Порождение города -- единственного города на свете с его неповторимым
Бродвеем -- я любил гулять туда-сюда, разглядывая залитые светом витрин
ветчины и другие деликатесы. Я стал шизом от подошв до кончиков волос. Я жил
исключительно в герундиве*, который понимал только на латыни. Я
сожительствовал с Хильдой, гигантской цветной капустой моих грез, задолго до
того, как прочитал о ней в "Черной Книге". Мы прошли через все
морганатические хвори вместе, и еще через несколько, которые были ех
cathedra. Мы обитали в каркасе инстинктов, питаясь ганг-лийными
воспоминаниями. То была не какая-то одна вселенная, а миллионы и миллиарды
вселенных, вместе взятые не больше булавочной головки. То был растительный
сон в пустыне разума. То было прошлое, которое впитало вечность. Посреди
фауны и флоры моих грез я слышу междугородний звонок. На мой стол падают
послания уродов и эпилептиков. Иногда заходит Ганс Касторп*, и мы вместе
совершаем невинные преступления. Или ясным морозным днем я делаю круг по
велодрому на велосипеде "Престо", изготовленном в Хемнице, Богемия.

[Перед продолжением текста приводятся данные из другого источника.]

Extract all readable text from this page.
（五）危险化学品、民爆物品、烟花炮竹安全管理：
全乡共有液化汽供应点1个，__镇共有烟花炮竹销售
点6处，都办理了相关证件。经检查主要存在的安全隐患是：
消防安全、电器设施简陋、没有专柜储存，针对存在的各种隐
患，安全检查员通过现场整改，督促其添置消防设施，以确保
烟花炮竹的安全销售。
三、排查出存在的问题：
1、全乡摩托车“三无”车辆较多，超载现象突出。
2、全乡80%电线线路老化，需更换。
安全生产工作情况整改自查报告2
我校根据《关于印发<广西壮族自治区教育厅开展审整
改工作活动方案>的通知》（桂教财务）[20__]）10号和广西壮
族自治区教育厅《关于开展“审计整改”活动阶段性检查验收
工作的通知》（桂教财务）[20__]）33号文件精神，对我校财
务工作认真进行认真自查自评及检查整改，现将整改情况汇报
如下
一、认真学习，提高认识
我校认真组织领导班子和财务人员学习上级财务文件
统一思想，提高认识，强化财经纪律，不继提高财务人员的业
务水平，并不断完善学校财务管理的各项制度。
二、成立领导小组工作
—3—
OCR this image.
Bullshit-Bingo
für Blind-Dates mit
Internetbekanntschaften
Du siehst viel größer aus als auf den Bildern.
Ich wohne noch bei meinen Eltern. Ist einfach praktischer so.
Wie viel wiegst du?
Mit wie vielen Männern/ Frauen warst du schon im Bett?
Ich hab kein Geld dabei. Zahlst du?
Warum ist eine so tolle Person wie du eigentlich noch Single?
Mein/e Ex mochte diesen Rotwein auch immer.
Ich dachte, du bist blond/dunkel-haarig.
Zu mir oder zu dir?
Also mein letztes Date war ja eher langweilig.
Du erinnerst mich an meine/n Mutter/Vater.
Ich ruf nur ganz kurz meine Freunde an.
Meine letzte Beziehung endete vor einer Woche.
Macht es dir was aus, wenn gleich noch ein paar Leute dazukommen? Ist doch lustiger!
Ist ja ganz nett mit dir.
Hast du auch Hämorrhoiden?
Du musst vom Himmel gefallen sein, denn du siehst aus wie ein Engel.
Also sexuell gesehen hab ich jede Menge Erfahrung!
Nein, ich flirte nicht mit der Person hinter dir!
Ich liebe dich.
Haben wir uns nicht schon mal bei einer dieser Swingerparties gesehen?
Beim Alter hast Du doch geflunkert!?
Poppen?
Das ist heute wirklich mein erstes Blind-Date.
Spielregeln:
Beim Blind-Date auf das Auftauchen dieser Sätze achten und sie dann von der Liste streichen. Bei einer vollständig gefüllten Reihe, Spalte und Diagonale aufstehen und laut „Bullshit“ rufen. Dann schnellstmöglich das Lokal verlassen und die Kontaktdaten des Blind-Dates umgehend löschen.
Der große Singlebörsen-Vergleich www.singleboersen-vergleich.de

Лучше всего была пляска скелетов. Сначала я обмывался у раковины, менял
белье, брился, пудрился, подравнивал волосы, готовил бальные туфли. Ощущая
внутри неестественную легкость, я крутился в толпе, чтобы поймать нужный
человеческий ритм, вес и вещественность плоти. Потом я намечал прямую линию
на танцплощадку, собирал ветреную плоть и начинал осенний пируэт. Однажды
ночью я словно попал в усадьбу пышноволосой гречанки и чмокнул ее в губы.
Она казалась иссиня-черной, белой, как мел, лишенной возраста. Она была
подвижна, будто
176
ртуть, и в то же время приятно тяжела. У нее был мраморный взгляд
фавна, запечатленного в лаве. Я понял, что пришло время покинуть периферию и
двинулся к центру, хотя бы для того чтобы обрести почву, которая стала
уходить из-под ног. Земля стремительно ускользала под моими нетвердыми
ногами. Я потерял поддержку земли и вот -- руки мои полны метеорных цветов.
Я пытался достать ее своими руками, но она была еще неуловимее, чем песок. Я
вспоминал свои излюбленные ночные кошмары, но она не имела никакого сходства
с тем, что вгоняло меня в холодный пот и бред. В бреду я поднимался на дыбы
и ржал. Я закупал лягушек и скрещивал их с жабами. Я размышлял о самом
простом для осуществления, то есть о смерти, но ничего не предпринимал. Я
спокойно стоял, начиная каменеть в конечностях. Это было так прекрасно, так
целительно, так ощутимо, что я начинал хохотать до самых кишок, словно
гиена, одержимая естеством. Может быть, я превратился бы в каменную розетку!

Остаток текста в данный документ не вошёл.